Multi-agent games: listening-while-speaking agents double win rates compared to policy-only RL baselines, producing human-like grounded discussions and accurate hidden-state inference (Sarkar et al., 9 Feb 2025).

7. Limitations, Open Questions, and Future Directions

Current limitations include:

Model generalization under real-world accents and background noise.
Turn-taking beyond stop events, overlapping talkers, and multi-modal interruptions.
Computation overhead at inference, scaling for very large LLMs (quantization and sparse prediction are plausible future remedies) (Deng et al., 21 Dec 2024).

Open directions include integrating domain-specific adapters for speech or dialogue, extending LSLM capabilities to continuous multi-turn, cross-lingual, and multimodal (e.g., audio-visual) settings, and refining policy and preference learning for richer simultaneous interaction. Empirical extension to real recordings, low-resource scenarios, and rapid resetting for dynamic dialogue segmentation remain essential avenues.

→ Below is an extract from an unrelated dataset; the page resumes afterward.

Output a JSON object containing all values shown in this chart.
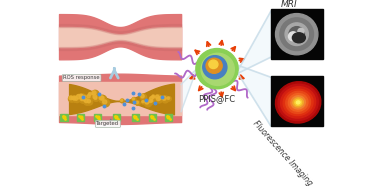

LSLMs represent the foundational shift toward continuous, responsive, and reasoning-capable spoken language systems, leveraging multi-stream architectures, explicit reasoning triggers, streaming fusion for interruption resilience, and advanced optimization techniques to balance accuracy and latency for real-world deployment (Shih et al., 8 Oct 2025, Yuen et al., 25 Sep 2024, Ma et al., 5 Aug 2024, Wang et al., 29 May 2024, Guo et al., 1 Jan 2025, Deng et al., 21 Dec 2024, Sarkar et al., 9 Feb 2025, Novitasari et al., 2020).